月と歩いた。

月の満ち欠けのように、毎日ぼちぼちと歩く私。
明日はもう少し、先へ。

サギサワさんのこと

2020-07-09 | 
好きな作家を問われたら、ベスト10くらいには入ってくるのが鷺沢萠さんだ。

彼女のデビュー作は「川べりの道」1987年(昭和62年)。
この作品が第64回文学界新人賞を受賞し、彼女は女子大生小説家としてデビューした。
受賞が史上最年少であったことや、ちょっと目を引くようなきれいな顔立ちから、当時はかなり注目された。

私もデビュー作の入った「帰れぬ人々」という単行本を読み、衝撃を受けた。
私よりたった3歳上(姉ちゃんと同じやん!)。それでこんなものを書けるのだと。
また、その作風が私の気に入った。
純文学なのに、現代風のニュアンスもあって。まさにその当時の自分が書きたかったものだった。
好き、憧れ、面白い、素敵、もっと読みたい。
そんなポジティブな感情が9割。
あとの1割は、悔しい、なんでやねん、自分もこんなん書きたいねん、書かれへんやん・・・だった。

ポジティブが9割なのだから、私は彼女の作品に夢中になって、とにかく新作が出れば買い求めた。
そして今も、1冊も捨てずに置いている。



これ以外にも、文庫が何冊か。

少し前に、Facebookでまわってきた「7日間ブックカバーチャレンジ」。
毎日1冊だけ、ブックカバーを撮ってアップするというもの(本の説明はなくてOK)。
たった7冊!
それは、本を心の拠り所としてきた身としては難しい選択だった。
最後まで悩んだ中にあったのが、鷺沢さんの「果実の舟を川に流して」だった。
ただし、この作品は「葉桜の日」というタイトルで出版されている本の中に入っている。
そして、候補にはあがったものの、もう四半世紀読み返したことがない作品でもあったため、最終選考からは外れた。

なぜこの作品をこんなに好きなのに、四半世紀も読まずにいたのかといえば、20歳くらいだった私が打ちのめされたからだ。
あの頃、私は本気で作家になりたいと思っていた。
だから、自分とそれほど年齢が変わらない彼女が文壇に出てきた時の衝撃はすごかった。
憧れたし、打ちひしがれもした。
特に、この「果実の舟を川に流して」を読んだ時に、ああ、同年代でこんな作品を書く人がいるんだ。それじゃ、もう私みたいな凡人がどんなに努力したって無駄だなと思った。
突っ伏して、頭を上げることができなかった。
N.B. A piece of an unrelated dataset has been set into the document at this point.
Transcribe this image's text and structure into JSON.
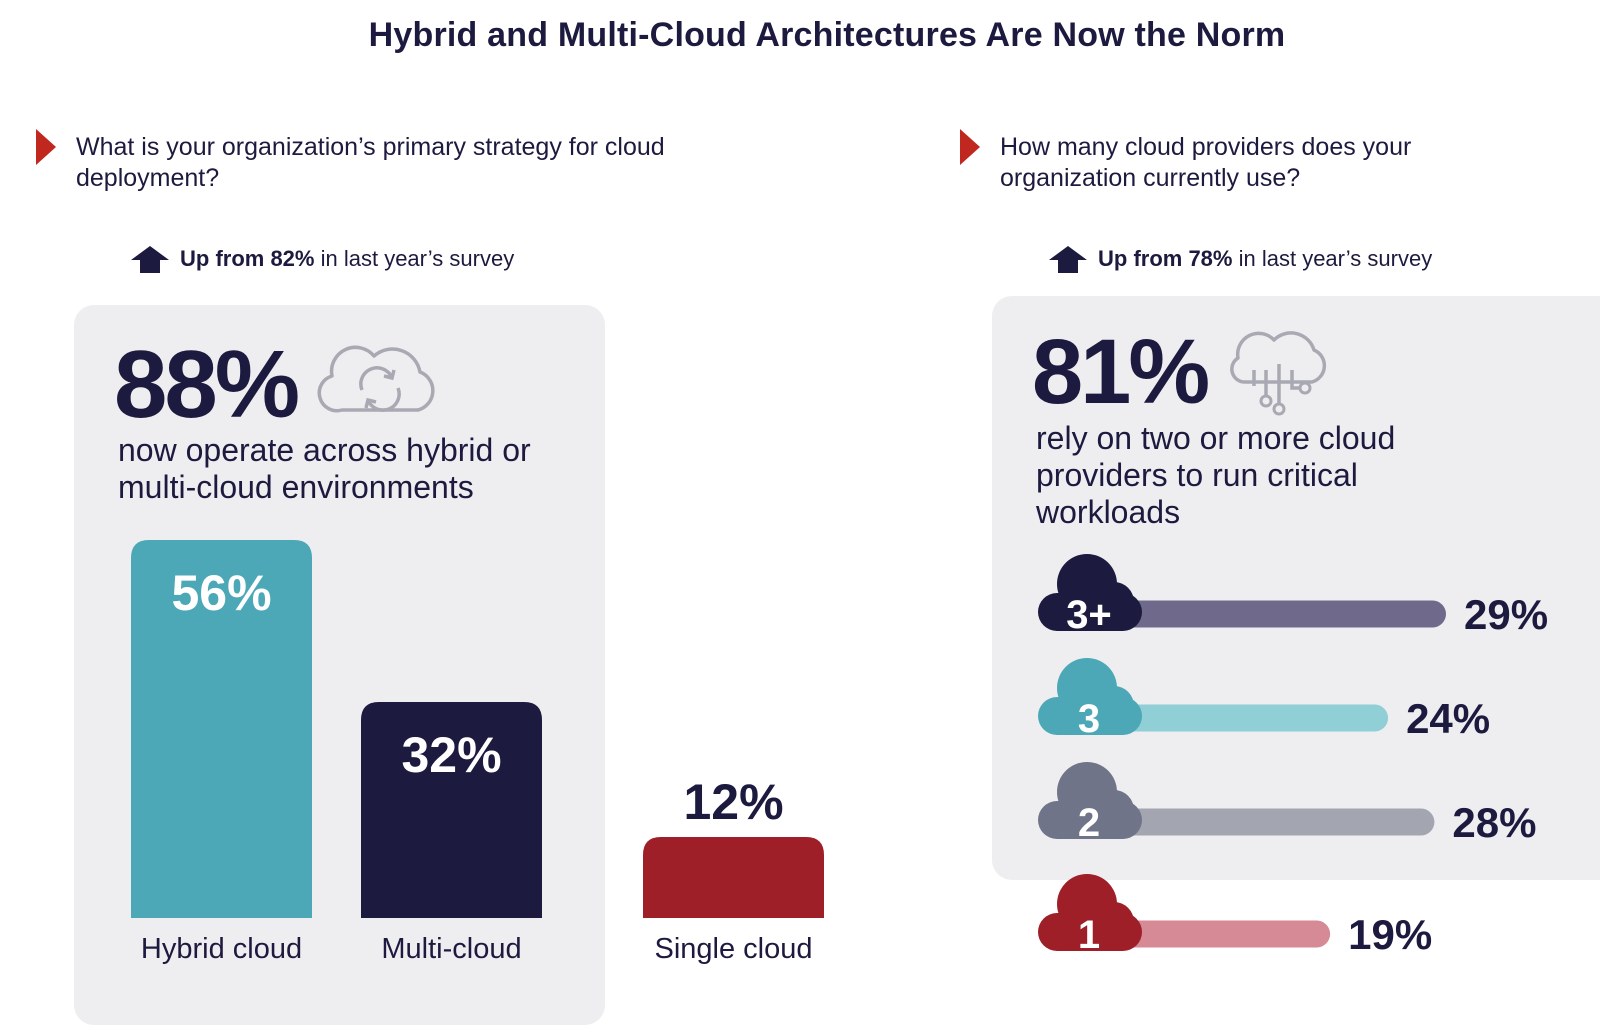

これはまさに自分が書きたいと思っていた世界観だった。

そして、作家をあきらめた。

数年後、鷺沢さんが自害されたとニュースで知った時はショックだったけれど、なんとなく予想していたような気もした。
「なんであの人が・・・」みたいな感じはなかった。
尾崎豊の死を知った時に似ていたかもしれない。
悲しいし、生きていてほしかったし、もっと作品を感じたかったけれど、仕方ないと認める自分もいて。
彼女は若くして、あまりにも世の中を繊細に表現しすぎていた。

先日、四半世紀ぶりにこの作品を手に取り、ページを開いてみた。
20代前半の女性が書く瑞々しさ、少し道を外した人が生きる様を真摯に見つめる眼差しの鋭さを感じた。
だけど、あの頃の私が受けたような衝撃はなかった。
打ちのめされて、もう立ち上がれない。いわばノックダウンのような、そんな衝撃はなかった。
それがあると警戒していただけに、あれ?と思った。あの時は確かにあったのだけど。

いい作品だったことに変わりはない。
でも、衝撃がなかったのは、私が年をとったということなのか。時代が進んだということなのか。
あの打ちのめされる感覚が怖くてずっと読んでいなかったのに、拍子抜けした。

それで思った。
例えば、村上春樹の名作「ノルウェイの森」を、今、20歳の若者が初めて読んでどう思うのか。
10人読んだら、数人は気に入ってくれるかもしれないけれど、それは私がリアルタイムであの作品に出会った時の感情とは絶対に違う。

今も時々、鷺沢さんが生きていたらどんな作品を書いていたのかなと思うことがある。
それくらい私にとっては、人生において大事な作家の一人だ。